Oh there’s the (student/foreigner/adult/young person) who’s really (smart/short/foreign/familiar). I hear he’s really (good/bad) at (teaching/dancing/partying/academics/creative thinking/socializing).
A side-goal of mine (kind of like the side-quests in Skyrim that don’t advance or change the main storyline but are fun anyways) is seeing how many unique boxes I can make people stumble into when they meet me or see me for the 100th time.
We’re all instinctual judgers of our surroundings, and that includes the people in it. If it’s malicious, it’s racism or classism. Ignorance, then perhaps it’s stereotyping or writing someone off too soon.
There’s a third category, though, that’s neither. When we base our judgments upon facts—she’s smart because she just recited string theory from memory or she’s dresses well because I just saw her dress—the judgment becomes truth.
There can be many truths within one image—one person—and that’s where the fun is.
__
Back in second semester junior year of college, I could feel the disbelief when I told my over the phone mom that I was practicing for a dance performance.
You’re doing what?!
Where was the son with the 5th grade school uniform tucked into pants held up above the bellybutton (no, I was not a precursor to the high-waist that’s made a comeback). The kid that was for sure gonna go to Caltech and don thick professor glasses for decades? Image replaced image, the old box switched for a new one, and life returned to normal. Is it the same image that friends from high school or college or blurry summers have?
“I want to meet Korea Caleb.”
…said one friend a few years ago. That image is crazy and reckless and fun. Then there’s task manager me, studious me, senior spring me, filial me, sports me, art me, dance me, writer me. The newest version of Korea me has replaced crazy with calm, reckless with reflective, and is working on turning fun into fearless.

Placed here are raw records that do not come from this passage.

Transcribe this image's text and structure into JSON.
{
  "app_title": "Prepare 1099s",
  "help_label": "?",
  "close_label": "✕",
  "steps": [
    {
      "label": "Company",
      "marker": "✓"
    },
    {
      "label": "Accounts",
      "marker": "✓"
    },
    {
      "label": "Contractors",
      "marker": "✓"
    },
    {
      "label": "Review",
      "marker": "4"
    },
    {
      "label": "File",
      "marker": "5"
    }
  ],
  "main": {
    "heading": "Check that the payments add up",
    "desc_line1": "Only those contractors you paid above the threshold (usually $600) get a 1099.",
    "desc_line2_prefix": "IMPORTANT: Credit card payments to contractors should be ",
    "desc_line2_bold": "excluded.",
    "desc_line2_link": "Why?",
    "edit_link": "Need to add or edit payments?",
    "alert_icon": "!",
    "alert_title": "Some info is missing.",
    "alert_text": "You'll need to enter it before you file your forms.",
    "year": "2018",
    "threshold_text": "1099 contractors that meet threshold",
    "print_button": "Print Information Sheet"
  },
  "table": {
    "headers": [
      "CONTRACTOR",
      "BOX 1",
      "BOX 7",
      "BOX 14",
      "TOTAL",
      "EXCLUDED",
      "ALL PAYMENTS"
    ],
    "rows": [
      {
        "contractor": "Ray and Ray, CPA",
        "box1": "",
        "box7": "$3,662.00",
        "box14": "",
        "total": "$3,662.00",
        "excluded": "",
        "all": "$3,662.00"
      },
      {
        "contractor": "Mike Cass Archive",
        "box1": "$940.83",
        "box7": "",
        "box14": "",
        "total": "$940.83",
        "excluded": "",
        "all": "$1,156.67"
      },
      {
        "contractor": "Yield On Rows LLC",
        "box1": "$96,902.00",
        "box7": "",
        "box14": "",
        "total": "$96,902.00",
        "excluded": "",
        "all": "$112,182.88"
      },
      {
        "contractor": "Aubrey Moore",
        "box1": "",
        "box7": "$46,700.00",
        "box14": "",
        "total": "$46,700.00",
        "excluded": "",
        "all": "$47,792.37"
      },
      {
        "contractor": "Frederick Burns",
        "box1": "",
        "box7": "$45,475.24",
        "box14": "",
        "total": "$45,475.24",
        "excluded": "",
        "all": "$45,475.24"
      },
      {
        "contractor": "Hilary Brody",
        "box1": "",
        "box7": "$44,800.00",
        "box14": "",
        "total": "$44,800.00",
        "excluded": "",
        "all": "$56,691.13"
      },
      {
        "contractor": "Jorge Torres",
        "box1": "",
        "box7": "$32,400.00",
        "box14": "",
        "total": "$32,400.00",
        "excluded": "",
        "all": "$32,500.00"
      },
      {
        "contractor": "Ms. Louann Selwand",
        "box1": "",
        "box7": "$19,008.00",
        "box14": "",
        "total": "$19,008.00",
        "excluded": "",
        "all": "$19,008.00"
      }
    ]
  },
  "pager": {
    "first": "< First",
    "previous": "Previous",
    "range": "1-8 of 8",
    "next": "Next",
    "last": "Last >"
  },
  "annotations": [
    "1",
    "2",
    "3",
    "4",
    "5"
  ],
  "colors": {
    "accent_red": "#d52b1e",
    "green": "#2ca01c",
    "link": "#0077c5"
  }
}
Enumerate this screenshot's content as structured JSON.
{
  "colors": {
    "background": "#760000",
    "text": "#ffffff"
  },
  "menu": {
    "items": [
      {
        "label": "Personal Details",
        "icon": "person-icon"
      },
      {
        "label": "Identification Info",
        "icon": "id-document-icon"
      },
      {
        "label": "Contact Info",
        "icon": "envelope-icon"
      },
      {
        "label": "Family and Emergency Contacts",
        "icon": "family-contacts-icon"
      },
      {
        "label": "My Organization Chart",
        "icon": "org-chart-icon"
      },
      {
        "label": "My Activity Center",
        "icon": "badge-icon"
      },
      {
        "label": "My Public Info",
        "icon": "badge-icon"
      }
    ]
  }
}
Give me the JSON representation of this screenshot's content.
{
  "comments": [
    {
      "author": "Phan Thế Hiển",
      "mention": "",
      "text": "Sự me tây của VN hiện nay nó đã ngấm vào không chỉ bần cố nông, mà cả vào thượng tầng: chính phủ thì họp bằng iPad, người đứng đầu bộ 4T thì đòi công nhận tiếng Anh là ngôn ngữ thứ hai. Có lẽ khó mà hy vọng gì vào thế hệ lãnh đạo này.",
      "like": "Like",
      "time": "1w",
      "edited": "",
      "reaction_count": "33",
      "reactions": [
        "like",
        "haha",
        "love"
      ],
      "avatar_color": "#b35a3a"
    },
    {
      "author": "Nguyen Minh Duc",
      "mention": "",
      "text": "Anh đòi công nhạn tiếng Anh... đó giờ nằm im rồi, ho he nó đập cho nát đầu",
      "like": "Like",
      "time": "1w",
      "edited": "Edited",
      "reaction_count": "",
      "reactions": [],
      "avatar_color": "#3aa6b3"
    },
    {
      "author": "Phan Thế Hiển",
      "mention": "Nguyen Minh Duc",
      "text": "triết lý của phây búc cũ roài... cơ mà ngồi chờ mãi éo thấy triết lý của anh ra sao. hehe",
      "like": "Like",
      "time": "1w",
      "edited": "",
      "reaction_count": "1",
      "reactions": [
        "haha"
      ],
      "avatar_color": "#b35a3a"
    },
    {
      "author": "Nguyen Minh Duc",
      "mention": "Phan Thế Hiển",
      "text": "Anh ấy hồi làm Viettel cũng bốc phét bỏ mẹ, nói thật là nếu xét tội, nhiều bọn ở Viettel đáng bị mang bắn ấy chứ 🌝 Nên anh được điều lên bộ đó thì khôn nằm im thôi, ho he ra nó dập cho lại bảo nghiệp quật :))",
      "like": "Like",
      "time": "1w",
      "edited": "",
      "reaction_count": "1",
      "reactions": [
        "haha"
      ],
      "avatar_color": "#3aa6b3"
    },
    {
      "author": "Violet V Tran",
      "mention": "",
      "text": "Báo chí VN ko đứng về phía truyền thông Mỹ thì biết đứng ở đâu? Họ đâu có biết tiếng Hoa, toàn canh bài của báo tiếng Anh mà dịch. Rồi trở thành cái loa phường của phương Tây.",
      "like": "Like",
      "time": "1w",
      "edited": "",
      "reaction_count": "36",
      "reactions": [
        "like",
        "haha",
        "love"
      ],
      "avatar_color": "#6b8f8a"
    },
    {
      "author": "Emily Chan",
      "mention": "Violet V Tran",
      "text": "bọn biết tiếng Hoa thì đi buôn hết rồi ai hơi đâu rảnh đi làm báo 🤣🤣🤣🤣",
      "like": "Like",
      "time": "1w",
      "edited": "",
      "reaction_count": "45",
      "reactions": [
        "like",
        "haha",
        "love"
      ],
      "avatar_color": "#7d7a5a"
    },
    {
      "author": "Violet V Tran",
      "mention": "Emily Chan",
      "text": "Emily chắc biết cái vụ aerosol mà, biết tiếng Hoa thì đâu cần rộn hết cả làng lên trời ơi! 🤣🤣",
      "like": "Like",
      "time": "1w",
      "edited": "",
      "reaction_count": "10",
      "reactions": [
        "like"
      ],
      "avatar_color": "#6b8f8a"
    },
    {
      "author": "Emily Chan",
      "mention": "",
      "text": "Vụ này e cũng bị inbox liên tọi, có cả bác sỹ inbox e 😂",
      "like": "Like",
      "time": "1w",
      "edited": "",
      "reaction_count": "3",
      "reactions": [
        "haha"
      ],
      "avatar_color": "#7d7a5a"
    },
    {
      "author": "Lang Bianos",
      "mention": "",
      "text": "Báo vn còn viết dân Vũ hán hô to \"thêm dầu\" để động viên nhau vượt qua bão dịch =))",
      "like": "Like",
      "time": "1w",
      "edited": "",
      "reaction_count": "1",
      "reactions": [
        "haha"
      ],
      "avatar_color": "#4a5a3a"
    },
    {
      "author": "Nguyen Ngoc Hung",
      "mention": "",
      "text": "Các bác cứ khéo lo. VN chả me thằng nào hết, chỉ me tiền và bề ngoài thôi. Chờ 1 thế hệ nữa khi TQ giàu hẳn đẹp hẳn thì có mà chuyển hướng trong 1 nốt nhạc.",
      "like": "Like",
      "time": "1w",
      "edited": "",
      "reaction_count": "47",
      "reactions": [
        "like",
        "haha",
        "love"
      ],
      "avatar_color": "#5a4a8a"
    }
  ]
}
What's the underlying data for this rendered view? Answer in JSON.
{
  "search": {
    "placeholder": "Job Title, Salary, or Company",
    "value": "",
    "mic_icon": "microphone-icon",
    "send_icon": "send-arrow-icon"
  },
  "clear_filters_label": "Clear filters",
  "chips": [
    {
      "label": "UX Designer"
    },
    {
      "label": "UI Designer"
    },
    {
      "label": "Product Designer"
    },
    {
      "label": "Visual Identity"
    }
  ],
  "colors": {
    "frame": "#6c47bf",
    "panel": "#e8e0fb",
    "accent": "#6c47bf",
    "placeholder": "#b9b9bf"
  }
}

All the me’s are still me. They’re just individual trees that make the “I” forest. I can’t help but smile when friends and strangers alike stick to one image: one tree. Often that’s the college degree. Back home, maybe it’s whatever hobby they can see me doing.
I like collecting new images of myself and incorporating them into the full me. But it’s a warning against pride too.
Can you see other people’s forest from their trees? Or do you find yourself staring up at someone’s towering tree of reputation in awe and looking down at a single sapling of insecurity?